On meeting someone for the first time, I ask myself, “What are this person‘s ego needs? What does he want for himself?” One motive is simple curiosity; for most people, “I want“ and “I am“ are one and the same, or at least very close. Another motive is enlightened self-interest: knowing how to make a person happy means knowing how to make him like me. [. . .]
This, I think, goes a long way toward explaining the allure of the showboat evangelist. At some level, audiences recognize that he wants something. His goals may not be as venal as Corapi’s have turned out to be; he may simply crave applause, or enjoy the sound of his own voice. He may be after some wholly respectable reward, like the comfort that comes from connecting with — and belonging to — a great mass of people. Even when people aren’t consciously aware of the need, they respond to it — in the best cases by offering their hearts; in the worst, their money.
Well, that’s one theory. Another is, people want to see themselves and their thoughts reflected in an attractive, articulate, charismatic person, and when they find it, they feel a connection that is mostly an illusion, but which they want to be real; and they help the connection to become more real by making purchases, subscribing to newsletters and joining fan pages. It feels like being an insider, and most everyone wants to be an insider, somewhere, right?
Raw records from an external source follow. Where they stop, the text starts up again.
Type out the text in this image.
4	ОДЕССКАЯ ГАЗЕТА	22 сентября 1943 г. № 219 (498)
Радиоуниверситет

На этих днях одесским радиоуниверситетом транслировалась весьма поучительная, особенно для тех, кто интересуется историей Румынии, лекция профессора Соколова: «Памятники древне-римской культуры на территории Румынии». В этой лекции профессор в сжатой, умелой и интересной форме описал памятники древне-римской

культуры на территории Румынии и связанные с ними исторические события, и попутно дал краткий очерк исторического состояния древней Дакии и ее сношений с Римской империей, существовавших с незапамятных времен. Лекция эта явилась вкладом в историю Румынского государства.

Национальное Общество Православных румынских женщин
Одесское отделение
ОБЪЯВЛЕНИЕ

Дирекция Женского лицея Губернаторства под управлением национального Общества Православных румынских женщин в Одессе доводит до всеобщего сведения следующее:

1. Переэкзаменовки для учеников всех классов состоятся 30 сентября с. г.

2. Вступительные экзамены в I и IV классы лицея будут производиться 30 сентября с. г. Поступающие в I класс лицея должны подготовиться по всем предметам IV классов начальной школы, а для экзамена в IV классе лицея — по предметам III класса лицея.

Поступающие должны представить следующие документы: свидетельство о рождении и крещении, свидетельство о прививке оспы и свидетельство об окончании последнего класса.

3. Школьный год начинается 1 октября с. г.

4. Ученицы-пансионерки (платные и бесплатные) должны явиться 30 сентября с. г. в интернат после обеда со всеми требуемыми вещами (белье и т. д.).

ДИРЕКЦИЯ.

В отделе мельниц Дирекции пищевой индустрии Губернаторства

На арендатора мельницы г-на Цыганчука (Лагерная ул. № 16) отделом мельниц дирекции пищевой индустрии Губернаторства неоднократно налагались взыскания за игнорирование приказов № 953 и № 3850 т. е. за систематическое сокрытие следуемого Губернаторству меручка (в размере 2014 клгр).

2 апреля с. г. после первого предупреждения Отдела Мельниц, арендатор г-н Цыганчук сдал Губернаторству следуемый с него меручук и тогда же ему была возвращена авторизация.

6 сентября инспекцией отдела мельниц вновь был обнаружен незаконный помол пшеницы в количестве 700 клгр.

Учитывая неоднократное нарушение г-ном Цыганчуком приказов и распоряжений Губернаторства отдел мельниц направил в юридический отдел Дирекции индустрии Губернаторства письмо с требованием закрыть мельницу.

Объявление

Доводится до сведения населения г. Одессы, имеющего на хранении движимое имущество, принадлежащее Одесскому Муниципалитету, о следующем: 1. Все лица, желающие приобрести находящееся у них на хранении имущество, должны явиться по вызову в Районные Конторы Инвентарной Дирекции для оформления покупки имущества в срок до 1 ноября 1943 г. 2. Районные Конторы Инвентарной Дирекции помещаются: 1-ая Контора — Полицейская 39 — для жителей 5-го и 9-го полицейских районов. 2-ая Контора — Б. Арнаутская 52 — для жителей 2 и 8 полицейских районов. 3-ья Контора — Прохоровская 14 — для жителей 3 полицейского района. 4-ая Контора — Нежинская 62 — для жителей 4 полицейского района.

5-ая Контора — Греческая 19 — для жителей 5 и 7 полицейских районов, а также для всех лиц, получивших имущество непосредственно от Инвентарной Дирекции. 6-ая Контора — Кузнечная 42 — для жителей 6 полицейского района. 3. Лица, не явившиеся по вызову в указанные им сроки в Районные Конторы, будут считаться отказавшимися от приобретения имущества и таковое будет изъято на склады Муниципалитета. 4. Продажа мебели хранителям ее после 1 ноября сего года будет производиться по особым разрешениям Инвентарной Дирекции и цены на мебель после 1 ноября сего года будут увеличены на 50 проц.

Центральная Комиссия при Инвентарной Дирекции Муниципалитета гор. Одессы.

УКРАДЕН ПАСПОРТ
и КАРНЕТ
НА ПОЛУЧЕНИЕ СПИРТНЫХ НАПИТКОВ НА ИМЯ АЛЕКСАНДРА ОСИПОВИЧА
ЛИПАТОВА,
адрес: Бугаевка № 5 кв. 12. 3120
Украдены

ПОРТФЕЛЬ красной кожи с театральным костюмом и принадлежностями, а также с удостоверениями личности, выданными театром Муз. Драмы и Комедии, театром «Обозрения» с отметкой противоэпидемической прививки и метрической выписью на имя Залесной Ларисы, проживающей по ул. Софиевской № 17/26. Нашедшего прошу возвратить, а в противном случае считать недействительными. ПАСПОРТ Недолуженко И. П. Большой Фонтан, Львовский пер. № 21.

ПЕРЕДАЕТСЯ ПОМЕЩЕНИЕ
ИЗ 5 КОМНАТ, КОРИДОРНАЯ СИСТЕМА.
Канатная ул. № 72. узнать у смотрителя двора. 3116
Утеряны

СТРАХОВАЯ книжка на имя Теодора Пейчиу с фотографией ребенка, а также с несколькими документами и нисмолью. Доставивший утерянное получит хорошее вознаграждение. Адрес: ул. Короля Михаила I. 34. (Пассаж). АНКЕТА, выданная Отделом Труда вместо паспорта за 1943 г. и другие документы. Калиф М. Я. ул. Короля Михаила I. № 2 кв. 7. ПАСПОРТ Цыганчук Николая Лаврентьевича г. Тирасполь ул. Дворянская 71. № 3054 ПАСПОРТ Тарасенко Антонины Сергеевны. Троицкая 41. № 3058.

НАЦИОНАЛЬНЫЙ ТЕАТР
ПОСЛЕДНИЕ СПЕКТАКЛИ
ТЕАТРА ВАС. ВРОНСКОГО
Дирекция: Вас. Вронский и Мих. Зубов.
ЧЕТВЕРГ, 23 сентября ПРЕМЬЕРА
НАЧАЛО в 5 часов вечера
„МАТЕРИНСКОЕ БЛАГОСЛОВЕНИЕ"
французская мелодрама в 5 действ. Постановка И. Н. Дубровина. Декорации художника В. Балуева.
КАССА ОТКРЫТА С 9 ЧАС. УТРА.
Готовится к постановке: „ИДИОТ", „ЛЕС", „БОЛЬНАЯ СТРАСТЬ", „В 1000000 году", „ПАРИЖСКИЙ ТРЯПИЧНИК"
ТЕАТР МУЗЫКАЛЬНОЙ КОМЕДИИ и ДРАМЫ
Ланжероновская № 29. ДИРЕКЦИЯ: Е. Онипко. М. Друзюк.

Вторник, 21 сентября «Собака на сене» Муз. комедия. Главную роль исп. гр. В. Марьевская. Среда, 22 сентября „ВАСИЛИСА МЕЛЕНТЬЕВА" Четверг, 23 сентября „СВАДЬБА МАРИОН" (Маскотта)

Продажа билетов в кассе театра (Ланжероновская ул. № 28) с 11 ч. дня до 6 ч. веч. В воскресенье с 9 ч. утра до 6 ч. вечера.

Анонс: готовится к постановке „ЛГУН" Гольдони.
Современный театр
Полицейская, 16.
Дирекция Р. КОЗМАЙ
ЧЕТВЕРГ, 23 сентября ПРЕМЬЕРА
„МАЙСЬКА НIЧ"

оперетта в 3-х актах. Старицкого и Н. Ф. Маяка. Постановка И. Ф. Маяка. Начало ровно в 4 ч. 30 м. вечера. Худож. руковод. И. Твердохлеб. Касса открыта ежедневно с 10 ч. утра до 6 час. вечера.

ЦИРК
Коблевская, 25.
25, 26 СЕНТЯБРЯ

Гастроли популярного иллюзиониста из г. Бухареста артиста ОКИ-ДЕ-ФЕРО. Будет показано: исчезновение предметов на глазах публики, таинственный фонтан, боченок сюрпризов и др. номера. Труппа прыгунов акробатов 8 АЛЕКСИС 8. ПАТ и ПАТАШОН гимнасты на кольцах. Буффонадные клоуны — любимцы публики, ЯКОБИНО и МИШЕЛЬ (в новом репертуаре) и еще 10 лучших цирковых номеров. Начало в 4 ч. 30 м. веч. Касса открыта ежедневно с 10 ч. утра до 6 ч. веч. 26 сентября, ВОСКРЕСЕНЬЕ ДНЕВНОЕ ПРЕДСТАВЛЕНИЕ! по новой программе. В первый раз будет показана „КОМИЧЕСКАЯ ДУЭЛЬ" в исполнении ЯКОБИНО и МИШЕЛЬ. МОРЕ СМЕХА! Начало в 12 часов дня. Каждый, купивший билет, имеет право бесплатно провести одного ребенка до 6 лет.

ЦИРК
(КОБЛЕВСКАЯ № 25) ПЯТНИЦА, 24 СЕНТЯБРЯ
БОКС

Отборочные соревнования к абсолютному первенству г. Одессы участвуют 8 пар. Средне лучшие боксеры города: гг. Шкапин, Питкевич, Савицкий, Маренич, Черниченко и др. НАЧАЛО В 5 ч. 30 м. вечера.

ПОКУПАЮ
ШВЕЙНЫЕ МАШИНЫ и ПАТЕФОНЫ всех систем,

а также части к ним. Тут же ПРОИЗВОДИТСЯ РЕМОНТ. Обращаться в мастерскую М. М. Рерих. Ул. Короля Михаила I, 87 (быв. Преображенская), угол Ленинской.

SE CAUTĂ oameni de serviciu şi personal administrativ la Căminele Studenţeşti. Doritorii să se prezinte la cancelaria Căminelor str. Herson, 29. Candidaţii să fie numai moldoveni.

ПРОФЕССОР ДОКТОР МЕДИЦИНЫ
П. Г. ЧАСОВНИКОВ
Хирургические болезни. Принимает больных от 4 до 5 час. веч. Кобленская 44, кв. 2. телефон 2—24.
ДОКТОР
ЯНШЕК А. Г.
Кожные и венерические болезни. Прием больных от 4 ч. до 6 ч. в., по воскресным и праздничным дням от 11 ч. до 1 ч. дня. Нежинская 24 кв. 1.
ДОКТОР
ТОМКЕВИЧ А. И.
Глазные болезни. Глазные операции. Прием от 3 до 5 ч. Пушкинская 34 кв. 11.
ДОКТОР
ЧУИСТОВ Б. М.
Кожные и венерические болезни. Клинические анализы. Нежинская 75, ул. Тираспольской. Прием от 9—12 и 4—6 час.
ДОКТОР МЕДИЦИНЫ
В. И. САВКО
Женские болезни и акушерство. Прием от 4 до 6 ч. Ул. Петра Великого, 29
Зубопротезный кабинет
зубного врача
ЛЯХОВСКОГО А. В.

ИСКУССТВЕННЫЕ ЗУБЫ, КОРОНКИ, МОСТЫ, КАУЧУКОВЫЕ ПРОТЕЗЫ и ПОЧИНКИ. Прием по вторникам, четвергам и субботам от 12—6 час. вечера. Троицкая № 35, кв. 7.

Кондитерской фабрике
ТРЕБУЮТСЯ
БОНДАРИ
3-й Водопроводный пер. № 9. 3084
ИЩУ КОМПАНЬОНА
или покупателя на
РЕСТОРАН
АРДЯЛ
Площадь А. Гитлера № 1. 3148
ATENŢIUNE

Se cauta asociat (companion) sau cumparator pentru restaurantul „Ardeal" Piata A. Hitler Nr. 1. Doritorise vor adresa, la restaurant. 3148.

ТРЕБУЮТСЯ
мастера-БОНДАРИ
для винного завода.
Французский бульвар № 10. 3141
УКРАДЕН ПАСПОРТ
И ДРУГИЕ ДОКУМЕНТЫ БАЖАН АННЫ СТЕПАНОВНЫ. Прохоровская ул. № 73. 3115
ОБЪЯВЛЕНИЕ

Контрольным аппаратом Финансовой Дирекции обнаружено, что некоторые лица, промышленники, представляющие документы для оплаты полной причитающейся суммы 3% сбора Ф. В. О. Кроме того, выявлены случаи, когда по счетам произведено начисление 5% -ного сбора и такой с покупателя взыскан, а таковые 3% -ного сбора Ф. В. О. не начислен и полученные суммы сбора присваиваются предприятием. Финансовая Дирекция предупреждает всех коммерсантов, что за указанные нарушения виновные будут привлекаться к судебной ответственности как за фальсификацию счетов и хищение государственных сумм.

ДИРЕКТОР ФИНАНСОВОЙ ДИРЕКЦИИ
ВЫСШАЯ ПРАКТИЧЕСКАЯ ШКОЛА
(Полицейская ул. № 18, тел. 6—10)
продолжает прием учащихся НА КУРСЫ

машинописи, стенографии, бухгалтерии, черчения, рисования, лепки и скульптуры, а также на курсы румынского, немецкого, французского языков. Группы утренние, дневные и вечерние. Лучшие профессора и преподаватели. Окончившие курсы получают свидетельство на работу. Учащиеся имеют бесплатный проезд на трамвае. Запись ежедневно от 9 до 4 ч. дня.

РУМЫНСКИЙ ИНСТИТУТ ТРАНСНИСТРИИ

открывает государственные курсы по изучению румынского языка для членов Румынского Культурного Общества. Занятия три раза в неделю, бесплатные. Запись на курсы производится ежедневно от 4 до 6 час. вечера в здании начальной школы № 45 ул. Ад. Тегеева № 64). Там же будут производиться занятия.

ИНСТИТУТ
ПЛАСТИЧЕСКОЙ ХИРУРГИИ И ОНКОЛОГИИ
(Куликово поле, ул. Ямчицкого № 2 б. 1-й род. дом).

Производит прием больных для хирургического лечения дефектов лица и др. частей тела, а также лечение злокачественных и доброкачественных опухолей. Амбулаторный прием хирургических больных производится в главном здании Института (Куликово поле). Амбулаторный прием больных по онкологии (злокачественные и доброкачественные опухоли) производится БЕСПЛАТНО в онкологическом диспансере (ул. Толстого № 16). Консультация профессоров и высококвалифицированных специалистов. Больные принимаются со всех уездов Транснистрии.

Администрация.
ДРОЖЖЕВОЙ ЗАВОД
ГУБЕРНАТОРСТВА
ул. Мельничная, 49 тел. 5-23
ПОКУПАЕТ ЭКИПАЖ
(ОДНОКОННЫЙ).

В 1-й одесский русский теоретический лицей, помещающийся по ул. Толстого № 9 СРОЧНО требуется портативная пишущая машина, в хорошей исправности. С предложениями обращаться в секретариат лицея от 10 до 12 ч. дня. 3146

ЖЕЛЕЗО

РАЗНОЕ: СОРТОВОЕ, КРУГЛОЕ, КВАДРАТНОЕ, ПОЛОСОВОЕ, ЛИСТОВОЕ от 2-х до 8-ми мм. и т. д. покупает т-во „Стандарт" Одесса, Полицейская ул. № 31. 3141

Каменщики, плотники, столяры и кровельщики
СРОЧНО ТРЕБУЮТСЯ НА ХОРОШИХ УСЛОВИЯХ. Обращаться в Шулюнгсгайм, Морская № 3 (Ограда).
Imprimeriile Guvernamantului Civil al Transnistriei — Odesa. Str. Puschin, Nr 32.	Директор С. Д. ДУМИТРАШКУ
I can’t help but think back to the days when I would be all-undone in anticipation of some news about Bobby Sherman or David Cassidy. My world turned on the good or the bad, to a very unhealthy degree, but then again, I was just a kid, and I wanted to feel like I belonged, too — like I had some special understanding of them and their lives. Like I was an insider.
When that desire for outside validation and for inclusion gets served, then we find our idols, and this is true in all spheres, entertainment, sports, politics and religion.
Maybe I’ve become a cynic — I probably am, and that is no good thing, because cynicism is too easy and it becomes it’s own kind of idolatry — but I just can’t get worked up about any public figure, these days. Even the pope, as much as I honor and revere him and frankly love his shy, avuncular style, doesn’t get me fluttered up with each pronouncement.
It could just be that I am cold-hearted, so I don’t want to gainsay others. But it still makes me sad to see people breathlessly awaiting anything — except, perhaps, an election outcome, either secular or sacred.